Many of the stories and prophecies of the Bible are founded on clairvoyance. People were simpler and more trusting then; for this reason visions and clear sight were granted them.
Pilate’s disregard of the warning conveyed in his wife’s dream, affected the whole course of Christianity, and the Bible abounds with examples of the disasters that befell those who disobeyed the spiritual promptings sent them.
This wonderful faculty of inner sight is the possession of the individual born blind. He demonstrates its existence when by merely passing his fingers over an object he can describe exactly a color he has never seen. In him it is nature’s recompense, and no one who watches his movements can doubt that he is guided by this psychic organism, yet when we note the same power granted to a man or woman blessed with eyesight, we at once decide that happy coincidence, trickery, or charlatanism is the origin of the manifestation.
Clairvoyance teaches that everybody has a distinctive color, which conveys more of character and personality than any word or action. The shades of these colors vary according to temperament, and are as much concealed from untrained vision as the million tints composing the gold, purple, and green bands of the rainbow.
- Optimistic persons emanate a pale blue aura.
- Large-minded progressive persons, a pale green.
- Pessimistic worried persons, gray.
- Ill-health in mind or body, dark green.
- Kindly benevolent, humane persons, pink.
- The thinker and scholar, deep blue.
- The degraded, brown.
- The passionate and bad-tempered, red.
- The ambitious, orange.
- The lover of the beautiful in Art, yellow.
Keys to Character
These colors, however, although providing the key to the character, are subject to constant changes.

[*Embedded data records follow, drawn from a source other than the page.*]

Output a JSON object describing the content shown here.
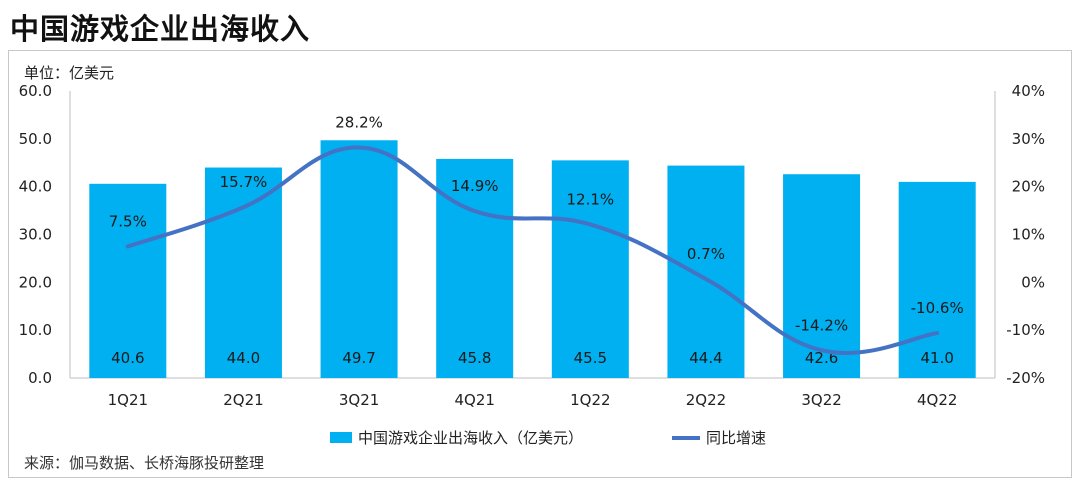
{
  "title": "中国游戏企业出海收入",
  "unit_label": "单位：亿美元",
  "source_note": "来源：伽马数据、长桥海豚投研整理",
  "colors": {
    "bar": "#00b0f0",
    "line": "#4472c4",
    "axis": "#bfbfbf"
  },
  "chart_data": {
    "type": "bar",
    "categories": [
      "1Q21",
      "2Q21",
      "3Q21",
      "4Q21",
      "1Q22",
      "2Q22",
      "3Q22",
      "4Q22"
    ],
    "series": [
      {
        "name": "中国游戏企业出海收入（亿美元）",
        "type": "bar",
        "axis": "left",
        "values": [
          40.6,
          44.0,
          49.7,
          45.8,
          45.5,
          44.4,
          42.6,
          41.0
        ],
        "labels": [
          "40.6",
          "44.0",
          "49.7",
          "45.8",
          "45.5",
          "44.4",
          "42.6",
          "41.0"
        ]
      },
      {
        "name": "同比增速",
        "type": "line",
        "axis": "right",
        "values": [
          7.5,
          15.7,
          28.2,
          14.9,
          12.1,
          0.7,
          -14.2,
          -10.6
        ],
        "labels": [
          "7.5%",
          "15.7%",
          "28.2%",
          "14.9%",
          "12.1%",
          "0.7%",
          "-14.2%",
          "-10.6%"
        ]
      }
    ],
    "ylim": [
      0,
      60
    ],
    "yticks": [
      "0.0",
      "10.0",
      "20.0",
      "30.0",
      "40.0",
      "50.0",
      "60.0"
    ],
    "y2lim": [
      -20,
      40
    ],
    "y2ticks": [
      "-20%",
      "-10%",
      "0%",
      "10%",
      "20%",
      "30%",
      "40%"
    ],
    "legend": "bottom",
    "grid": false
  }
}
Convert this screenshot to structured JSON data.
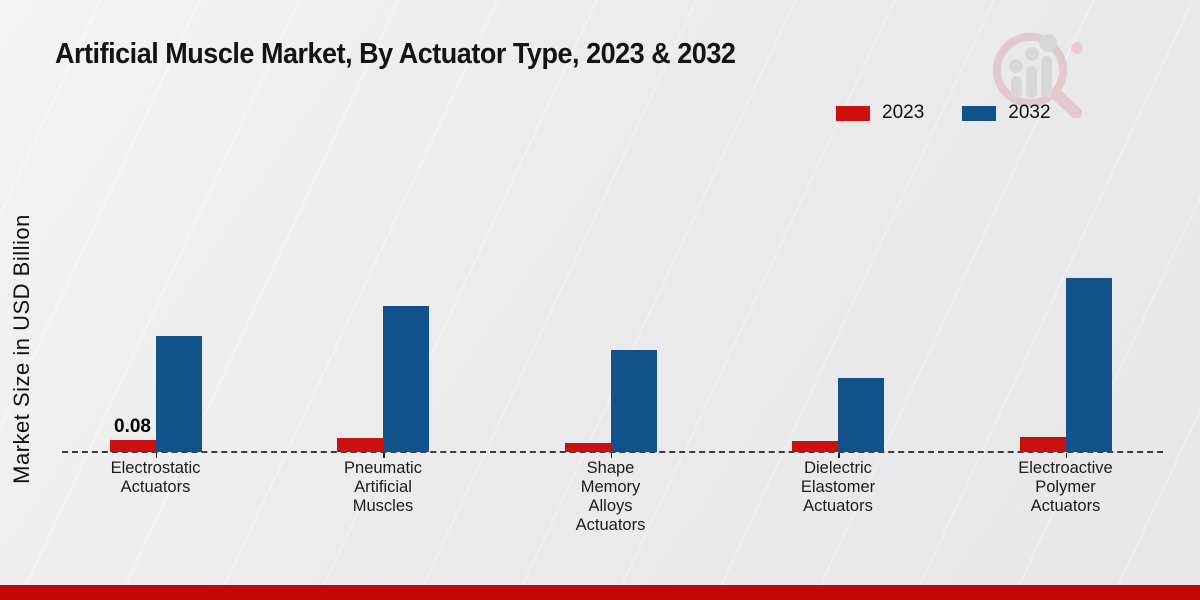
{
  "title": "Artificial Muscle Market, By Actuator Type, 2023 & 2032",
  "watermark_icon": "magnifier-bar-chart-icon",
  "accent": {
    "footer_bar_color": "#c00606",
    "series_2023_color": "#cc0f0f",
    "series_2032_color": "#11518c"
  },
  "chart_data": {
    "type": "bar",
    "title": "Artificial Muscle Market, By Actuator Type, 2023 & 2032",
    "xlabel": "",
    "ylabel": "Market Size in USD Billion",
    "categories": [
      "Electrostatic\nActuators",
      "Pneumatic\nArtificial\nMuscles",
      "Shape\nMemory\nAlloys\nActuators",
      "Dielectric\nElastomer\nActuators",
      "Electroactive\nPolymer\nActuators"
    ],
    "series": [
      {
        "name": "2023",
        "color": "#cc0f0f",
        "values": [
          0.08,
          0.09,
          0.06,
          0.07,
          0.1
        ]
      },
      {
        "name": "2032",
        "color": "#11518c",
        "values": [
          0.77,
          0.97,
          0.68,
          0.49,
          1.16
        ]
      }
    ],
    "annotations": [
      {
        "series_index": 0,
        "category_index": 0,
        "text": "0.08"
      }
    ],
    "ylim": [
      0,
      1.25
    ],
    "grid": false,
    "y_axis_ticks_visible": false,
    "baseline_style": "dashed",
    "legend_position": "top-right"
  }
}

Our moods sway and change our thoughts according to the happenings that affect us.
For example, bereavement or anxiety has power to transform the blue aura of the optimistic temperament to gray, and this temporary change of color studied alone may perplex the clairvoyant, and mislead him to a false diagnosis of character.
In order to prevent this, the seer will do well to request some article constantly worn by the inquirer to be handed him; the older and shabbier it is the better. A dilapidated glove, an everyday tie or a ring constantly worn are equally valuable by which to discriminate between the temporary and habitual aura peculiar to temperament. When a man’s glove emits a pale blue aura, in contradiction to the gray of his own personality, the deduction is that he is naturally of a hopeful and cheerful tendency, but that some mental anxiety or bereavement causes the gray, deep or pale, according to the depth of emotion dominating him.
The reason of this difference of colors is that the glove is, as it were, saturated with the essence of his normal disposition, while the color of his character has been changed by circumstances or environment.